Here's some sample data:
category
- concrete-concrete
- art-art
- concrete-art
- music-classical
- music-music-classical
CodePudding user response:
Please check the script below that is developed in SQL Server 2016 that might help you on your task.

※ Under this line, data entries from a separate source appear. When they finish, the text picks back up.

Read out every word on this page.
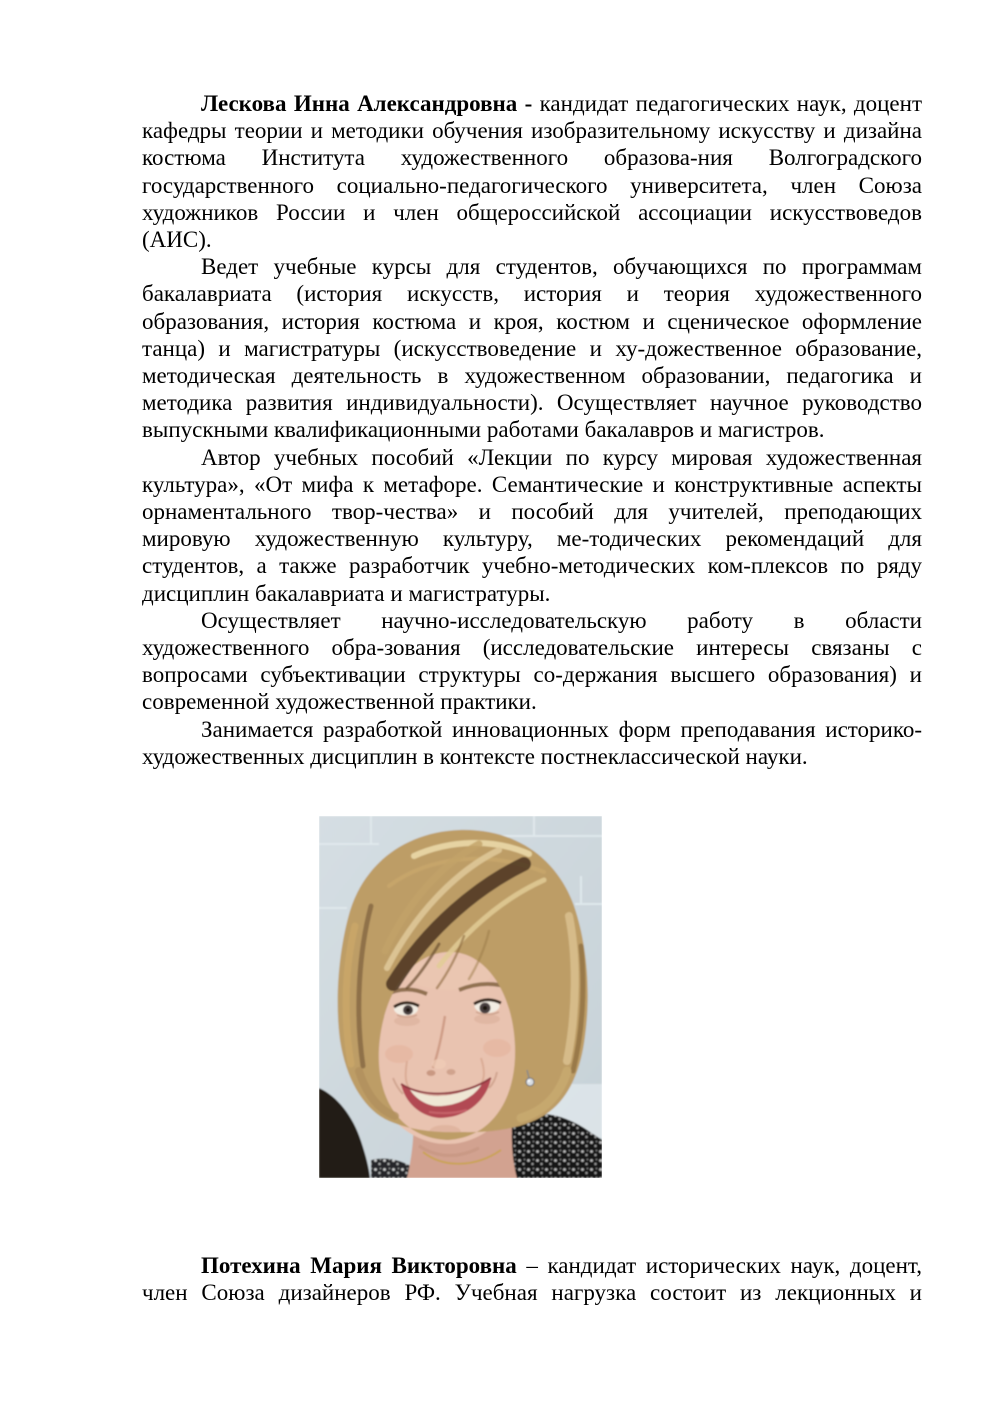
Лескова Инна Александровна - кандидат педагогических наук, доцент кафедры теории и методики обучения изобразительному искусству и дизайна костюма Института художественного образова-ния Волгоградского государственного социально-педагогического университета, член Союза художников России и член общероссийской ассоциации искусствоведов (АИС).

Ведет учебные курсы для студентов, обучающихся по программам бакалавриата (история искусств, история и теория художественного образования, история костюма и кроя, костюм и сценическое оформление танца) и магистратуры (искусствоведение и ху-дожественное образование, методическая деятельность в художественном образовании, педагогика и методика развития индивидуальности). Осуществляет научное руководство выпускными квалификационными работами бакалавров и магистров.

Автор учебных пособий «Лекции по курсу мировая художественная культура», «От мифа к метафоре. Семантические и конструктивные аспекты орнаментального твор-чества» и пособий для учителей, преподающих мировую художественную культуру, ме-тодических рекомендаций для студентов, а также разработчик учебно-методических ком-плексов по ряду дисциплин бакалавриата и магистратуры.

Осуществляет научно-исследовательскую работу в области художественного обра-зования (исследовательские интересы связаны с вопросами субъективации структуры со-держания высшего образования) и современной художественной практики.

Занимается разработкой инновационных форм преподавания историко-художественных дисциплин в контексте постнеклассической науки.

Потехина Мария Викторовна – кандидат исторических наук, доцент, член Союза дизайнеров РФ. Учебная нагрузка состоит из лекционных и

CREATE TABLE #temp(Id int,[StringValue] varchar(100))
INSERT INTO #temp VALUES
(1,'word1-art-word2-art'),
(2,'concrete-concrete-word1-word2'),
(3,'word1-word2-art-concrete'),
(4,'art-art-concrete-concrete')
SELECT Id --Gives the ID of string where repetitive word(s) exist
FROM #temp d
WHERE EXISTS(
SELECT value
FROM STRING_SPLIT(d.[StringValue],'-')
WHERE value<>''
GROUP BY value
HAVING COUNT(*)>1
)
SELECT Id, --shows the repetitive word(s) for each id.
(
SELECT state_code
FROM
(
SELECT STUFF((SELECT CAST(', ' value AS VARCHAR(MAX))

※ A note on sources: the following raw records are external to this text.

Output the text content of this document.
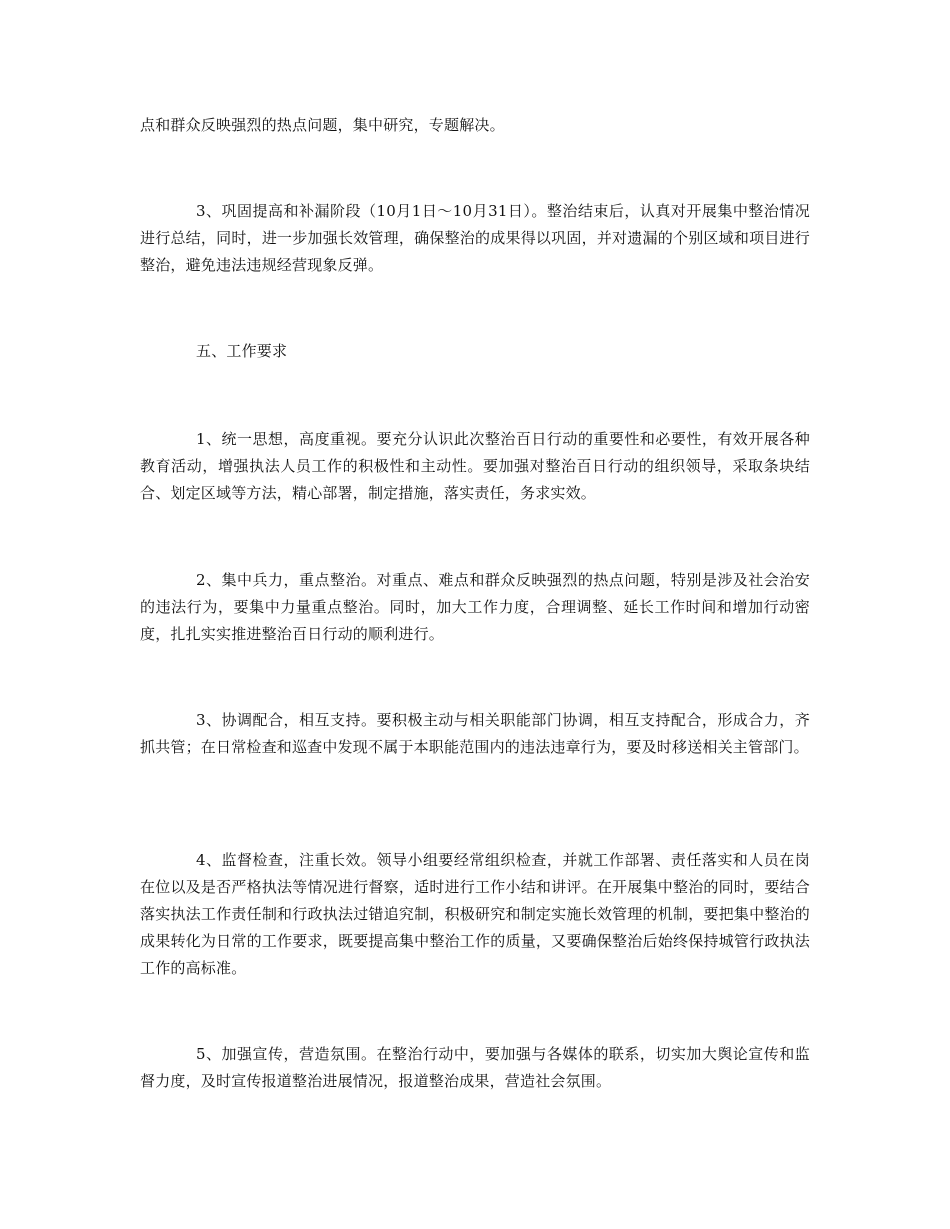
点和群众反映强烈的热点问题，集中研究，专题解决。

3、巩固提高和补漏阶段（10月1日～10月31日）。整治结束后，认真对开展集中整治情况进行总结，同时，进一步加强长效管理，确保整治的成果得以巩固，并对遗漏的个别区域和项目进行整治，避免违法违规经营现象反弹。

五、工作要求

1、统一思想，高度重视。要充分认识此次整治百日行动的重要性和必要性，有效开展各种教育活动，增强执法人员工作的积极性和主动性。要加强对整治百日行动的组织领导，采取条块结合、划定区域等方法，精心部署，制定措施，落实责任，务求实效。

2、集中兵力，重点整治。对重点、难点和群众反映强烈的热点问题，特别是涉及社会治安的违法行为，要集中力量重点整治。同时，加大工作力度，合理调整、延长工作时间和增加行动密度，扎扎实实推进整治百日行动的顺利进行。

3、协调配合，相互支持。要积极主动与相关职能部门协调，相互支持配合，形成合力，齐抓共管；在日常检查和巡查中发现不属于本职能范围内的违法违章行为，要及时移送相关主管部门。

4、监督检查，注重长效。领导小组要经常组织检查，并就工作部署、责任落实和人员在岗在位以及是否严格执法等情况进行督察，适时进行工作小结和讲评。在开展集中整治的同时，要结合落实执法工作责任制和行政执法过错追究制，积极研究和制定实施长效管理的机制，要把集中整治的成果转化为日常的工作要求，既要提高集中整治工作的质量，又要确保整治后始终保持城管行政执法工作的高标准。

5、加强宣传，营造氛围。在整治行动中，要加强与各媒体的联系，切实加大舆论宣传和监督力度，及时宣传报道整治进展情况，报道整治成果，营造社会氛围。
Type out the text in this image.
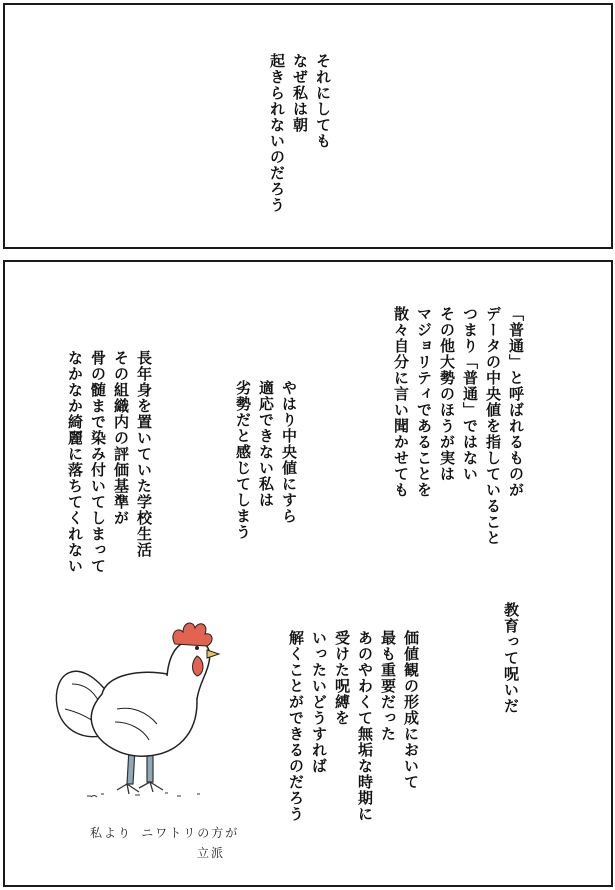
それにしても
なぜ私は朝
起きられないのだろう
「普通」と呼ばれるものが
データの中央値を指していること
つまり「普通」ではない
その他大勢のほうが実は
マジョリティであることを
散々自分に言い聞かせても
やはり中央値にすら
適応できない私は
劣勢だと感じてしまう
長年身を置いていた学校生活
その組織内の評価基準が
骨の髄まで染み付いてしまって
なかなか綺麗に落ちてくれない
教育って呪いだ
価値観の形成において
最も重要だった
あのやわくて無垢な時期に
受けた呪縛を
いったいどうすれば
解くことができるのだろう
私より ニワトリの方が
立派
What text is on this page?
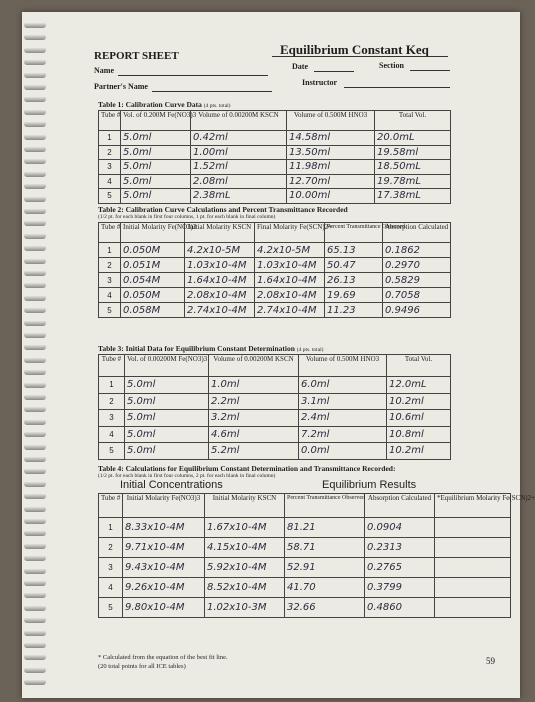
REPORT SHEET	Equilibrium Constant Keq
Name	Date	Section
Partner's Name	Instructor
Table 1: Calibration Curve Data (4 pts. total)
Tube #	Vol. of 0.200M Fe(NO3)3	Volume of 0.00200M KSCN	Volume of 0.500M HNO3	Total Vol.
1	5.0ml	0.42ml	14.58ml	20.0mL
2	5.0ml	1.00ml	13.50ml	19.58ml
3	5.0ml	1.52ml	11.98ml	18.50mL
4	5.0ml	2.08ml	12.70ml	19.78mL
5	5.0ml	2.38mL	10.00ml	17.38mL
Table 2: Calibration Curve Calculations and Percent Transmittance Recorded
(1/2 pt. for each blank in first four columns, 1 pt. for each blank in final column)
Tube #	Initial Molarity Fe(NO3)3	Initial Molarity KSCN	Final Molarity Fe(SCN)2+	Percent Transmittance Observed	Absorption Calculated
1	0.050M	4.2x10-5M	4.2x10-5M	65.13	0.1862
2	0.051M	1.03x10-4M	1.03x10-4M	50.47	0.2970
3	0.054M	1.64x10-4M	1.64x10-4M	26.13	0.5829
4	0.050M	2.08x10-4M	2.08x10-4M	19.69	0.7058
5	0.058M	2.74x10-4M	2.74x10-4M	11.23	0.9496
Table 3: Initial Data for Equilibrium Constant Determination (4 pts. total)
Tube #	Vol. of 0.00200M Fe(NO3)3	Volume of 0.00200M KSCN	Volume of 0.500M HNO3	Total Vol.
1	5.0ml	1.0ml	6.0ml	12.0mL
2	5.0ml	2.2ml	3.1ml	10.2ml
3	5.0ml	3.2ml	2.4ml	10.6ml
4	5.0ml	4.6ml	7.2ml	10.8ml
5	5.0ml	5.2ml	0.0ml	10.2ml
Table 4: Calculations for Equilibrium Constant Determination and Transmittance Recorded:
(1/2 pt. for each blank in first four columns, 2 pt. for each blank in final column)
Initial Concentrations	Equilibrium Results
Tube #	Initial Molarity Fe(NO3)3	Initial Molarity KSCN	Percent Transmittance Observed	Absorption Calculated	*Equilibrium Molarity Fe(SCN)2+
1	8.33x10-4M	1.67x10-4M	81.21	0.0904	
2	9.71x10-4M	4.15x10-4M	58.71	0.2313	
3	9.43x10-4M	5.92x10-4M	52.91	0.2765	
4	9.26x10-4M	8.52x10-4M	41.70	0.3799	
5	9.80x10-4M	1.02x10-3M	32.66	0.4860	
* Calculated from the equation of the best fit line.
(20 total points for all ICE tables)
59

FROM STRING_SPLIT(d.[StringValue],'-')
WHERE value<>N''
GROUP BY value HAVING COUNT(*)>1
FOR XML PATH ('')), 1, 2, '') AS state_code
) q
) repeatingwords
FROM #temp d
WHERE EXISTS(SELECT value FROM STRING_SPLIT(d.[StringValue],'-') WHERE value<>N'' GROUP BY value HAVING COUNT(*)>1)
CodePudding user response:
I would find the using the having function and delete them.
SELECT category, COUNT(*)
FROM users
GROUP BY category
HAVING COUNT(*) > 1